Miałem ten trening zrobić w piątek... nie wyszło :/
W niedzielę zawody, wiec kalkulowałem czy odpuścić, czy pojechać. Chęć pedałowania zwyciężyła nad rozsądkiem. Pojechałem bo przebiegu brak a nogi nadal drewniane. Ostatecznie lepiej jednak chyba było sobie dać spokój... :/
Jesień... czuć już w powietrzu. Wśród pól unosi się swojska woń, obornik wala się po drogach.

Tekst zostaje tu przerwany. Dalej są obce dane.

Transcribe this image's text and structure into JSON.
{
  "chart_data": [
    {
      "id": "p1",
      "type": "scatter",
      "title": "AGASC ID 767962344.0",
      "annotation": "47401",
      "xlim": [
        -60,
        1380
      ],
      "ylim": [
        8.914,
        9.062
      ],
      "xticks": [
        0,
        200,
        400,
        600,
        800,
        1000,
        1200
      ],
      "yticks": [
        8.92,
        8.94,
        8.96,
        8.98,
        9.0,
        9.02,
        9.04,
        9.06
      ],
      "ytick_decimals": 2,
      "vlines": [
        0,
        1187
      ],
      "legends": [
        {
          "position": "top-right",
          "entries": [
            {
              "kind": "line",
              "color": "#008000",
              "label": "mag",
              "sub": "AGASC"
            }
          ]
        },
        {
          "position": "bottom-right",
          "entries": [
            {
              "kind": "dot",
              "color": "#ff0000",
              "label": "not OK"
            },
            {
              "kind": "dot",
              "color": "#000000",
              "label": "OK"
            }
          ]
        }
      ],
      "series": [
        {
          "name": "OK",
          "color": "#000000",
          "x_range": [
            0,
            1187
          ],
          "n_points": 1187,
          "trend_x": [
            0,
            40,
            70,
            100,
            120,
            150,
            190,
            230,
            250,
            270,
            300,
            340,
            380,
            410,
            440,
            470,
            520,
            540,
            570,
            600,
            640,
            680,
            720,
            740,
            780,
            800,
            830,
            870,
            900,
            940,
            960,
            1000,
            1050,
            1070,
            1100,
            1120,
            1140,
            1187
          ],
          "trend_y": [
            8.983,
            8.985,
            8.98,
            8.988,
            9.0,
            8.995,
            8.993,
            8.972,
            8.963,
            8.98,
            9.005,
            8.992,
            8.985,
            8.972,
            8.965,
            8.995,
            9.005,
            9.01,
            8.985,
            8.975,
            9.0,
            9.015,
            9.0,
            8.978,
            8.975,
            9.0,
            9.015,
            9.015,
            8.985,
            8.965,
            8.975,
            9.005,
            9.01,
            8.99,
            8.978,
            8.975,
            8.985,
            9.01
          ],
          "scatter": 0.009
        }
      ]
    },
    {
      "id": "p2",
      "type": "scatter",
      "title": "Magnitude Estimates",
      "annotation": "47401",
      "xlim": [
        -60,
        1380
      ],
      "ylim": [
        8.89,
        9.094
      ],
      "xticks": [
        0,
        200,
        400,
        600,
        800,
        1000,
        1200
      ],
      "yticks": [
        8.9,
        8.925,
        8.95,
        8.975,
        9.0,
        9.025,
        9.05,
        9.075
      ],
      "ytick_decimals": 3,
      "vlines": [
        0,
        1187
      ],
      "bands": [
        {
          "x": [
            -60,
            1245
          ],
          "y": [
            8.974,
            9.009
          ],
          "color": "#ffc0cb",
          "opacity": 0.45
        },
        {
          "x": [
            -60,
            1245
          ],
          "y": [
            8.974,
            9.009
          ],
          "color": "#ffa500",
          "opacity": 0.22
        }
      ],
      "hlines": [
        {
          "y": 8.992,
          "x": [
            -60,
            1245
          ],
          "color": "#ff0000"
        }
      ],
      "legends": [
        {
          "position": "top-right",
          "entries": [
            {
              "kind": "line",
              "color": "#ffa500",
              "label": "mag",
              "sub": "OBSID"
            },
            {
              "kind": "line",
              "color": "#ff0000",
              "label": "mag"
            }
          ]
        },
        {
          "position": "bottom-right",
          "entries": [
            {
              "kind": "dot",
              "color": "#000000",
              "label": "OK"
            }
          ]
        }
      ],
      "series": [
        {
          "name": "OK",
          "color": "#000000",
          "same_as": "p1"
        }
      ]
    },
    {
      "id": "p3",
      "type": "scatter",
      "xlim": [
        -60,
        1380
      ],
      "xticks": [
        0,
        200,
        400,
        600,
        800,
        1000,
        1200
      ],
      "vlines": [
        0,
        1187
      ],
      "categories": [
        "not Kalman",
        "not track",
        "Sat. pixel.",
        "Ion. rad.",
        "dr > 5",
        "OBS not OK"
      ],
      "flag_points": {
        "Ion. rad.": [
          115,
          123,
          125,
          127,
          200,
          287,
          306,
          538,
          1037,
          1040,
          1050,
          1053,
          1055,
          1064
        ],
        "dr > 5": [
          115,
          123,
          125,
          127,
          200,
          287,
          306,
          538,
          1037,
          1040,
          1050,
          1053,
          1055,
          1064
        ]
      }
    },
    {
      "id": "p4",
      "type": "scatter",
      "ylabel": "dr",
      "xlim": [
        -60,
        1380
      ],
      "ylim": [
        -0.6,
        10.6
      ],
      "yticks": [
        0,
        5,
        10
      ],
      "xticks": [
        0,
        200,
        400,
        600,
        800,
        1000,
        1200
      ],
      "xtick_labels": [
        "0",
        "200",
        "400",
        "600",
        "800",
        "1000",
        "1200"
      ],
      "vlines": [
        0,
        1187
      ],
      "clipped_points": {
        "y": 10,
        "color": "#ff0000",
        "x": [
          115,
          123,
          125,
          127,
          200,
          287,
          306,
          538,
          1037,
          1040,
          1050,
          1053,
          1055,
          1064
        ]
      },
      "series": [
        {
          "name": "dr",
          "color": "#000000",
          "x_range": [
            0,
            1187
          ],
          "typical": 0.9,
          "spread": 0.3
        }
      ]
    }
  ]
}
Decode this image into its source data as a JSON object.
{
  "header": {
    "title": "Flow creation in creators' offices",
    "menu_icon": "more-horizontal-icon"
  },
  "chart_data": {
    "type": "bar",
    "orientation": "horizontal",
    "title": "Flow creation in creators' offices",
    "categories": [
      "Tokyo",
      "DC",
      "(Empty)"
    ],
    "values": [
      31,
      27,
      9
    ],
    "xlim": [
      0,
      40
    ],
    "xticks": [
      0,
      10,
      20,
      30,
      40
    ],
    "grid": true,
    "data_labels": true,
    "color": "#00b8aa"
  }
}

Ludziska na wykopkach.
Polska, smrodna jesień :)





  • DST 68.60km
  • Teren 67.00km
  • Czas 02:18
  • VAVG 29.83km/h
  • VMAX 51.80km/h
  • Temperatura 16.0°C
  • HRmax 183 ( 93%)
  • HRavg 166 ( 84%)
  • Kalorie 2626kcal
  • Podjazdy 198m
  • Sprzęt Scott Scale 930 Custom by Ptaq
  • Aktywność Jazda na rowerze

Kresowy Narewka, czyli padnij, powstań i goń

Niedziela, 17 sierpnia 2014 · dodano: 30.08.2014 | Komentarze 0

Narewka to taki dziwny maraton. Terenowy, można go nazwać. Trochę sprinterska jazda po lesie. Niczego górskiego w nim nie ma. W tym roku to już w ogóle bardziej przypominał on charakterem wyścig szosowy, niż to co znamy z tras maratonów MTB.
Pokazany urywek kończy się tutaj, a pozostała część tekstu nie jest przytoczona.